Fame and The VC Game - Company Business and Marketing
Industry Standard, The, Sept 18, 2000 by Jonathan Rabinovitz
Menlo put itself in the camp of supporting ideas, not entrepreneurs, when it backed out of funding Arzoo.
"It was quite devastating," says Bhatia. "They could have said, 'We believe in you' and trusted me to get it on the right track."
That, in essence, is what Softbank has done, ultimately kicking in $9.5 million in July. Scott Russell, the Softbank investor who backs Arzoo, explains, "We decided that we wanted to do this based on Sabeer alone."
Time will tell whether it was Softbank or Menlo that made the right choice. As for Bhatia, he shifted Arzoo into what he believes is a more promising market.
Last spring, after many sleepless nights, Bhatia made what he says was the toughest decision of his business life: He pulled the plug on Arzoo's online shopping service only days before it was set to debut.
The math became clear to him - pure-play e-commerce companies weren't making enough money to pay him for Arzoo's service, and consumers weren't likely to pay extra for help in figuring out how to spend their money.
But Bhatia had also decided that the company's technology could be reshaped to become an advice service for large companies needing quick answers to relatively routine high-techn questions. Arzoo already had the technology to bring together a befuddled information technology manager at say, Coca Cola, and a consultant in Bangalore, India. It could hook them up online in real time, just as it would have done with a group of shoppers.
Arzoo also had a system that allowed consultants to bid on questions posted to its site, and then let the customer choose one consulting programmer based on his initial response and Arzoo's ranking of his work, just as Arzoo would have done with shopping advisers.
Other companies like Keen.com were conducting similar expert matching online, but the new Arzoo would be distinctively in the corporate infotech space. And it would make its money by charging big companies a monthly subscription fee that would enable its employees to ask an unlimited number of questions.
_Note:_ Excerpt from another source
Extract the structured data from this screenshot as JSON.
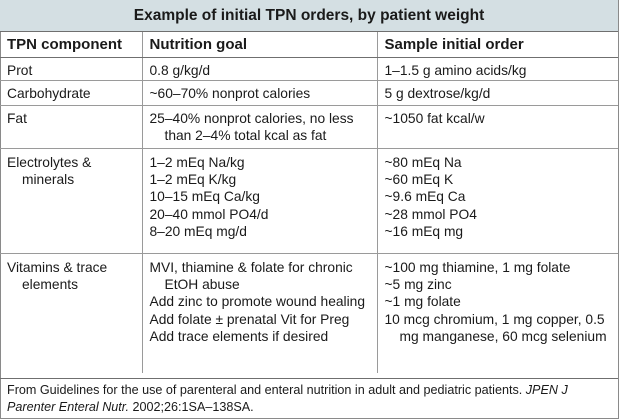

What gives Arzoo its strongest advantage over others crowding into the online-expert niche is Bhatia's reputation. Just ask Rajiv Grover, the husband of a cousin of Bhatia, who left a tenured position as business school marketing professor with an endowed chair at the University of Georgia to join Arzoo as the executive in charge of marketing.
Grover says he's looking for experts from all over the world, but India will be the logical place to start. "Sabeer's going to say to the 400,000 programmers there, 'I want you to register with my site,'" Grover says. "And the desire to be like Sabeer is going to bring us thousands" of programmers. Grover estimates that Arzoo will have a panel of at least 50,000 experts by March.
It certainly doesn't hurt that Grover is setting aside much of his marketing budget of $75,000 a month to pay registered experts until the corporate customers begin paying for the service. That's $75 a question -- roughly a couple days' pay for a programmer in India.